Proving negligence and that someone has suffered injury, loss or damage can be tricky, but the real challenge often lies in establishing the causal link between the two. The Court of Appeal confronted one such issue in a so-called ‘wrongful birth’ case.
The case concerned a woman who was concerned that she might be carrying the haemophilia gene because a relative suffered from the condition. She underwent a blood test at her local medical centre and was reassured when told that she did not have haemophilia. The GP who gave her the results of the test accepted that she had breached the duty that she owed her patient, in that the test did not establish, one way or the other, whether the woman was a carrier of the gene.
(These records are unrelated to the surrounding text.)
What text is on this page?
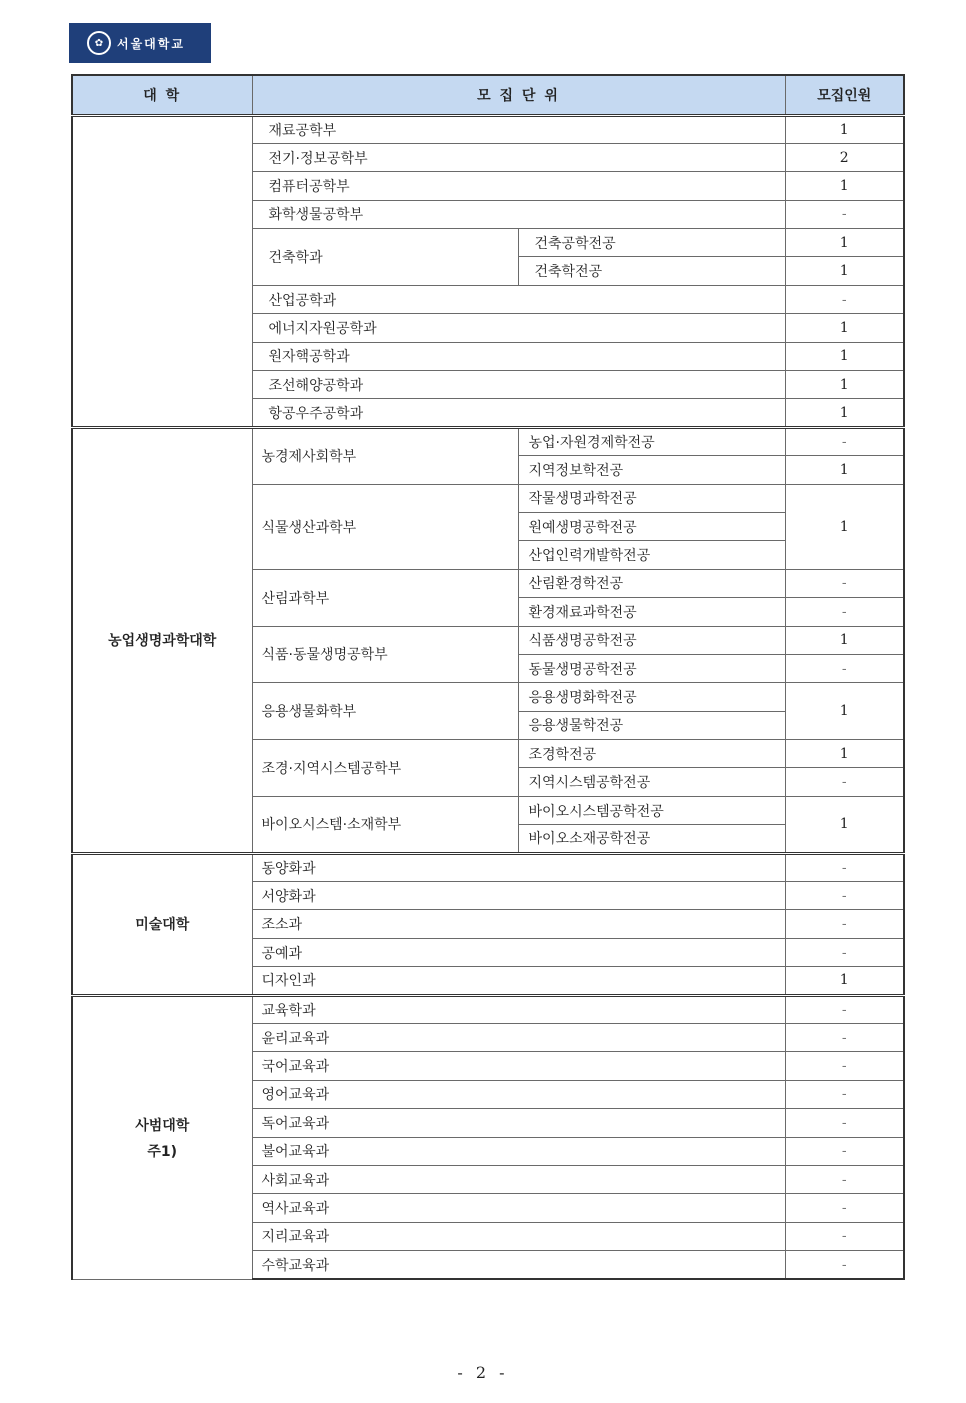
✿	서울대학교
대 학	모 집 단 위		모집인원
	재료공학부		1
	전기·정보공학부		2
	컴퓨터공학부		1
	화학생물공학부		-
	건축학과	건축공학전공	1
		건축학전공	1
	산업공학과		-
	에너지자원공학과		1
	원자핵공학과		1
	조선해양공학과		1
	항공우주공학과		1
농업생명과학대학	농경제사회학부	농업·자원경제학전공	-
		지역정보학전공	1
	식물생산과학부	작물생명과학전공	1
		원예생명공학전공	
		산업인력개발학전공	
	산림과학부	산림환경학전공	-
		환경재료과학전공	-
	식품·동물생명공학부	식품생명공학전공	1
		동물생명공학전공	-
	응용생물화학부	응용생명화학전공	1
		응용생물학전공	
	조경·지역시스템공학부	조경학전공	1
		지역시스템공학전공	-
	바이오시스템·소재학부	바이오시스템공학전공	1
		바이오소재공학전공	
미술대학	동양화과		-
	서양화과		-
	조소과		-
	공예과		-
	디자인과		1

사범대학
주1)	교육학과		-
	윤리교육과		-
	국어교육과		-
	영어교육과		-
	독어교육과		-
	불어교육과		-
	사회교육과		-
	역사교육과		-
	지리교육과		-
	수학교육과		-
- 2 -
The woman became pregnant four years later and gave birth to a baby boy who suffered from both haemophilia and autism. The GP’s lawyers accepted that, had she been aware that she was a carrier, the woman would have opted to terminate her pregnancy and the boy would not have been born. On that basis, a judge awarded her £9 million in compensation, that sum representing the additional costs involved in bringing up a child with haemophilia and autism.
In upholding the GP’s challenge to that ruling, the Court noted that the woman had asked to be tested solely for the haemophilia gene. The fact that the child had also been born with autism was a matter of chance and the risk of that occurrence had not been increased by the GP’s negligent advice. The ruling meant that the woman was entitled only to the extra costs associated with rearing a child with haemophilia. Her compensation was, by agreement, reduced to £1.4 million.